El ida y vuelta en plataformas como TikTok o X, e incluso el uso de herramientas de mensajería directa, se han vuelto fundamentales. A través de un canal de suscripción de WhatsApp con casi 900.000 usuarios, Dia somete a prueba sus propuestas: "Compartimos encuestas y ahí podemos validar hipótesis, preguntarles qué quieren, qué están esperando desde propuestas de ahorro, promociones, descuentos", explicó. Toda esta retroalimentación fluye luego hacia el interior de la organización, funcionando como un termómetro en línea que activa respuestas quirúrgicas en las tiendas.
Un customer journey fragmentado y la apuesta por las experiencias
A medida que las barreras entre lo físico y lo digital se desvanecen, el recorrido de compra del cliente ha perdido su estructura tradicional. "El customer journey dejó de ser lineal, absolutamente fragmentado, digital en muchos casos. El cliente es el que arma y mapea, es elige tu propia aventura", describió Mikati.
Este nuevo escenario empuja a las marcas a salir de las góndolas para integrarse en la vida cotidiana y el entretenimiento de los usuarios. Dia, por ejemplo, llevó su icónica pizza de marca propia al Movistar Arena, ofreciendo un producto caliente y listo para consumir antes de un show, logrando una "manera completamente diferente y disruptiva para el retail de estar presente con su marca". Por su parte, Unilever incursionó en el terreno de las vivencias inmersivas con la apertura de "Casa Hellmann's", donde los clásicos aderezos pasan a formar parte de una propuesta gastronómica directa.
Mirando hacia el futuro, el desafío será equilibrar el uso de la tecnología con la identidad de marca.
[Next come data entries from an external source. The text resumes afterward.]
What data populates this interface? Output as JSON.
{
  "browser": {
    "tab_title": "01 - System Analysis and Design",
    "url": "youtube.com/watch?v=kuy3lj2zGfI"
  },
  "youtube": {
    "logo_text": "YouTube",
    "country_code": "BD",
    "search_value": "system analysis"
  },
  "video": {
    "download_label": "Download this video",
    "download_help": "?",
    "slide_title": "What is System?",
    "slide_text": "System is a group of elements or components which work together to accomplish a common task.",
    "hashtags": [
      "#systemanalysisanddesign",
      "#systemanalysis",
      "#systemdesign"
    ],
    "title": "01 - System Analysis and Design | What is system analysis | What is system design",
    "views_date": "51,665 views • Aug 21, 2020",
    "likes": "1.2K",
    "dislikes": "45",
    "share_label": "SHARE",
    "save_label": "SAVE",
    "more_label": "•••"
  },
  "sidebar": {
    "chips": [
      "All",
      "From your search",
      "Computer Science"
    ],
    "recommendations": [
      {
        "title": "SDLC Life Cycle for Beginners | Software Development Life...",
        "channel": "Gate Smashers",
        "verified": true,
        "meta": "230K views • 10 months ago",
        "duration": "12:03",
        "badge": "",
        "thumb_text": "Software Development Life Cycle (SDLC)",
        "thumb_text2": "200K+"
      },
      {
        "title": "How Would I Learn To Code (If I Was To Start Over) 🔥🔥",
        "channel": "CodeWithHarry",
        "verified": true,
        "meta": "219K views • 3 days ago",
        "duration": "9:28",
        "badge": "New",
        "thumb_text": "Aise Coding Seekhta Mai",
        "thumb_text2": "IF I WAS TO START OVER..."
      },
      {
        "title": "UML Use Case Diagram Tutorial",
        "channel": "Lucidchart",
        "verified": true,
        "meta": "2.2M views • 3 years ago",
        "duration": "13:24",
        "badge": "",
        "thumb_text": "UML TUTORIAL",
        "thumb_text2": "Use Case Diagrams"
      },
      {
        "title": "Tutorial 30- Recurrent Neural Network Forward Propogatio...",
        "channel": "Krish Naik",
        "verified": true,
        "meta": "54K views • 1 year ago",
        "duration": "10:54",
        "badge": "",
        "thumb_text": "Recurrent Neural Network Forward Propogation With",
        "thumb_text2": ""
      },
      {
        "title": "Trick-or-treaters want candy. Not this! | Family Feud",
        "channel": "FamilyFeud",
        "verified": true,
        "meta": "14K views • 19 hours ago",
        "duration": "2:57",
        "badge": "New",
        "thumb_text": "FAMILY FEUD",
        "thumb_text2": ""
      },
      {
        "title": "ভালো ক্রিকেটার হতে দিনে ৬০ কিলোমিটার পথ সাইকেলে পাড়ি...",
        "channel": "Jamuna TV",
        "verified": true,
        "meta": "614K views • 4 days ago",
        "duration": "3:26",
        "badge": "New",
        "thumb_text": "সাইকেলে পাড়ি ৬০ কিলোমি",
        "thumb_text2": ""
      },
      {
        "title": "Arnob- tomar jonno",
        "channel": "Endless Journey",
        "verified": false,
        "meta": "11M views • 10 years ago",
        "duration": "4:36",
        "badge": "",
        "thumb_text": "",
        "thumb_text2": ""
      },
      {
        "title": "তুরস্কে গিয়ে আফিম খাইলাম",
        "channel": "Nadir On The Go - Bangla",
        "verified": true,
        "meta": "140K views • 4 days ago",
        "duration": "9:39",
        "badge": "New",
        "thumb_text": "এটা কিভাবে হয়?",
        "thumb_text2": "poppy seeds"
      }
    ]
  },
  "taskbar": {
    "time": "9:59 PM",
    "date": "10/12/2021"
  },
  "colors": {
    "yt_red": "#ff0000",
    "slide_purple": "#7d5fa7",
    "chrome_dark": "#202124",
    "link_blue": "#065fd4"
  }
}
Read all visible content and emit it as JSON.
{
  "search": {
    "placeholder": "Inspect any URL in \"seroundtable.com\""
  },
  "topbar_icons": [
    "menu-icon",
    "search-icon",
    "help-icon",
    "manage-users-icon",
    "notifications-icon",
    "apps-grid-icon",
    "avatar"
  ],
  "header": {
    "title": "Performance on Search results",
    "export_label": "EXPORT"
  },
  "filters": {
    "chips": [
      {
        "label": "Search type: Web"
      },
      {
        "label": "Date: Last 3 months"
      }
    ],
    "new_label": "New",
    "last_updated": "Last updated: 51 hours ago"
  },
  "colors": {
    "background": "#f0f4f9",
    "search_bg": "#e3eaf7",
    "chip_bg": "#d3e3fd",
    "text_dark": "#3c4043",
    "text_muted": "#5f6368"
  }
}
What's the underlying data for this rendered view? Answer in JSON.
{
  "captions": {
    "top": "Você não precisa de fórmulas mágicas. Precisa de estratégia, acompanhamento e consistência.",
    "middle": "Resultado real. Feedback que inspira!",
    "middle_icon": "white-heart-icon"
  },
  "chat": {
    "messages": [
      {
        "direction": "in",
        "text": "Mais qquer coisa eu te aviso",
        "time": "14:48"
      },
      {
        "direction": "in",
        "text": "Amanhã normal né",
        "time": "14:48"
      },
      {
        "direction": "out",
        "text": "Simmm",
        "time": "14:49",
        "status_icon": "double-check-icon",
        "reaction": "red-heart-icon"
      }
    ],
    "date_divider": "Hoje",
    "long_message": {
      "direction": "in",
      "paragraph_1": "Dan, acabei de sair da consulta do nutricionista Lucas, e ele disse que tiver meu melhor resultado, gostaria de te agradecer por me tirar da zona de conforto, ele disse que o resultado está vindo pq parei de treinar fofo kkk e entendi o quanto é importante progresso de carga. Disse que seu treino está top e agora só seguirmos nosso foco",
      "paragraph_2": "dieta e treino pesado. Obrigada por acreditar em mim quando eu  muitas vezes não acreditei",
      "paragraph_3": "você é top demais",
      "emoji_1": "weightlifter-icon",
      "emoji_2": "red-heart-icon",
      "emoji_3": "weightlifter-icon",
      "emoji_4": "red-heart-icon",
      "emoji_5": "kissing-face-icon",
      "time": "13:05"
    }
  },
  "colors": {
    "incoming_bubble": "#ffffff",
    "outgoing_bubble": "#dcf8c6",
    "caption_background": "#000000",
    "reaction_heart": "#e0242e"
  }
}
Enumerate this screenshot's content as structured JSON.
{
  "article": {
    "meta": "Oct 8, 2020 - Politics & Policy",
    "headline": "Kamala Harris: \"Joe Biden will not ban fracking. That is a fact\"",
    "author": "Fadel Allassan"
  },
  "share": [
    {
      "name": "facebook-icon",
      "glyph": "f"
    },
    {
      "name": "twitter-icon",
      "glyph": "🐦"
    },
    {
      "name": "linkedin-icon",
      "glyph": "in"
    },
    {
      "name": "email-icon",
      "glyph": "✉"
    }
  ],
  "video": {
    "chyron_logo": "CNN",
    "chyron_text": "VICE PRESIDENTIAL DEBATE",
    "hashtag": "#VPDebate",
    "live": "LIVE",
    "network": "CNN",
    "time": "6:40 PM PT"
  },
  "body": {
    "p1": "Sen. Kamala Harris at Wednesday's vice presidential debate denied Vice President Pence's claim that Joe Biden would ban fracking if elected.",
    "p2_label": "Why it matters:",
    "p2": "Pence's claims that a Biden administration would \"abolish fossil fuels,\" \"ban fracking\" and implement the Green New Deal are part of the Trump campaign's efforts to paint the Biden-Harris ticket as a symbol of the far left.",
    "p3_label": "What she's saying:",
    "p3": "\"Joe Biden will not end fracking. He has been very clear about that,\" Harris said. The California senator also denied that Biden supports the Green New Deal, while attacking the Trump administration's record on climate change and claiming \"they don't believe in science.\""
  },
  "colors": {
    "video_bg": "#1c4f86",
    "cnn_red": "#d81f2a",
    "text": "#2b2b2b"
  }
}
Si bien los datos y la inteligencia artificial otorgan una flexibilidad inédita, Giraud advirtió que no se trata de perseguir cualquier novedad, sino de "capitalizar el ADN de cada marca y entrar en aquella tendencia en donde hace más fit". En definitiva, el nuevo customer journey exige que lo humano y lo digital convivan en armonía, siempre con la agilidad suficiente para acompañar a una comunidad que hoy tiene, más que nunca, el poder de cocrear el mercado.